LANSING, Mich. — Michigan legislative leaders announced Tuesday they will be returning to session early following the Michigan Supreme Court ruling that invalidated Gov. Gretchen Whitmer's executive orders issued to address COVID-19. 

Under a state of emergency, Whitmer was able to issue dozens of executive orders with broad mandates in the state's pandemic response. But because of Friday's ruling, she will now need to work with legislature. Tuesday, she urged the Legislature to "cancel their October recess."  

Senate Majority Leader Mike Shirkey and Speaker of the House Lee Chatfield, both Republicans who have been critical of the governor's emergency powers, issued a statement saying the legislature will return to session.

"In the wake of the Supreme Court’s ruling, there are a number of time-sensitive issues that will require legislative action. We are meeting as soon as possible to take that action to keep Michigan families safe from COVID-19 and the effect it has had on our state," the statement read. 

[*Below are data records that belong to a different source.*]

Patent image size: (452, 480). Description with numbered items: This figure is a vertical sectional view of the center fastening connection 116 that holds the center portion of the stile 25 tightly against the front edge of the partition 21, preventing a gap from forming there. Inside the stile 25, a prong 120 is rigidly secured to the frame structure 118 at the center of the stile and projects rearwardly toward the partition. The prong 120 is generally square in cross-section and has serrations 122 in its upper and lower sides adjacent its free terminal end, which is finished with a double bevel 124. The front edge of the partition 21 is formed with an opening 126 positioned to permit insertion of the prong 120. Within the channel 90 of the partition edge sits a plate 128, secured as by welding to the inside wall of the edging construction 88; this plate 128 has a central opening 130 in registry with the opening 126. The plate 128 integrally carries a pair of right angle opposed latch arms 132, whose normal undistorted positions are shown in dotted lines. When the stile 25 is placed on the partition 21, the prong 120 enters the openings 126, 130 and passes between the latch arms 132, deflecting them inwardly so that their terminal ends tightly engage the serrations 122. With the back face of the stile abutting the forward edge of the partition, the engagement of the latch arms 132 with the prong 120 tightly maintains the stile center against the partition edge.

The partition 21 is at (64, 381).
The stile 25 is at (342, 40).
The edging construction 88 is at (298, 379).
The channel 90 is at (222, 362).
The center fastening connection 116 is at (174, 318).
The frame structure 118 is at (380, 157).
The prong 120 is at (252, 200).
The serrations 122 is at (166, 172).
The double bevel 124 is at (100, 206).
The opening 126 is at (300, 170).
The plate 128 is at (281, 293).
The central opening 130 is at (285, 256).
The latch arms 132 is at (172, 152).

The Michigan Senate will return on Thursday, Oct. 8 to vote on legislation and send bills to the House, which plans to meet on Tuesday, Oct. 13.

"We will do everything we can to make sure the people of Michigan have peace of mind about the state’s response and about their future," the joint statement said. 

Chatfield and Shirkey said the exact agenda hasn't been determined yet, but "the Senate and House are working together right now to review the governor’s numerous executive orders and determine which issues require immediate attention."

This statement comes after Whitmer criticized the legislature for having "lots of anti-maskers." She also took aim at Shirkey, who over the weekend said he wouldn't back a statewide mask mandate. 

Whitmer said his comments show a "disdain for science and ignorance of the epidemiology we are up against."